従来のiPhoneよりも設計が困難な新モデル



 アップルは4Gでインテルのモデムを採用し、5Gモデムの完成を待っていたがインテルは断念、アップルがその資産を引き継いだ。それと同時にクアルコムとの係争を和解。この意味はアップルが5Gモデムをクアルコム製に乗り換えるということだ。すでに多数の実績があるクアルコムのモデムがあれば、5G版iPhoneの開発は大きく前進する。

 とはいえ5Gでは従来のアンテナ設計技術ではカバーできないミリ波を利用する。そのミリ波はアメリカの主要キャリアが採用していることから対応は必須だ。またアップルの独自チップセットからクアルコム5Gモデムのコントロールもよりシビアな設計が必要だろう。アップルは2010年にiPhone 4のアンテナ問題に直面した歴史があり、全く新しい通信技術を搭載する5G版iPhoneでは通信周りのトラブルをゼロにしなくてはならない。
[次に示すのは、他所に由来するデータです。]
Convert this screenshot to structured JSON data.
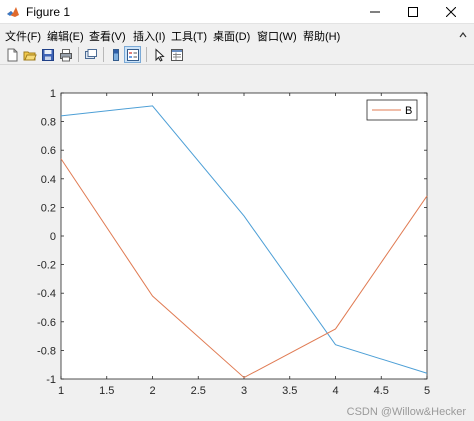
{
  "window": {
    "title": "Figure 1"
  },
  "menu": [
    "文件(F)",
    "编辑(E)",
    "查看(V)",
    "插入(I)",
    "工具(T)",
    "桌面(D)",
    "窗口(W)",
    "帮助(H)"
  ],
  "toolbar": [
    "new-figure-icon",
    "open-file-icon",
    "save-icon",
    "print-icon",
    "link-plot-icon",
    "colorbar-icon",
    "legend-icon",
    "pointer-icon",
    "property-editor-icon"
  ],
  "colors": {
    "series_A": "#4d9fd6",
    "series_B": "#e07b53"
  },
  "chart_data": {
    "type": "line",
    "title": "",
    "xlabel": "",
    "ylabel": "",
    "xlim": [
      1,
      5
    ],
    "ylim": [
      -1,
      1
    ],
    "xticks": [
      "1",
      "1.5",
      "2",
      "2.5",
      "3",
      "3.5",
      "4",
      "4.5",
      "5"
    ],
    "yticks": [
      "1",
      "0.8",
      "0.6",
      "0.4",
      "0.2",
      "0",
      "-0.2",
      "-0.4",
      "-0.6",
      "-0.8",
      "-1"
    ],
    "grid": false,
    "legend": {
      "position": "top-right",
      "entries": [
        "B"
      ]
    },
    "x": [
      1,
      2,
      3,
      4,
      5
    ],
    "series": [
      {
        "values": [
          0.84,
          0.91,
          0.14,
          -0.76,
          -0.96
        ]
      },
      {
        "name": "B",
        "values": [
          0.54,
          -0.42,
          -0.99,
          -0.65,
          0.28
        ]
      }
    ]
  },
  "watermark": "CSDN @Willow&Hecker"
}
 つまり5G版iPhoneは今年9月に発表されると考えられるが、その開発はこれまでのiPhoneよりもかなり困難を極める。最良のシナリオは9月に5G版iPhoneが複数発売されることだが、そうでない場合は4G版と5G版の新製品が「発表」され、5G版のみ数か月遅れで発売、というスケジュールもありうるかもしれない。

 2020年は新型コロナウィルスの影響で世界的に経済も停滞、5Gについても各国で消費者の乗り換えのモチベーションは大幅に下がるかもしれない。さらに通信キャリアの5Gへの投資も当初の予定より遅延が見られる可能性も高い。アップルには5G版iPhoneを投入する猶予がある状況だがあ、「iPhone以外はみな5G」という状況になることは避けなくてはならないだろう。6月にアップルが開催する「WWDC」で5G版iPhoneについてどこまで言及がされるのか、そこである程度の答えが見えてくるのではないだろうか。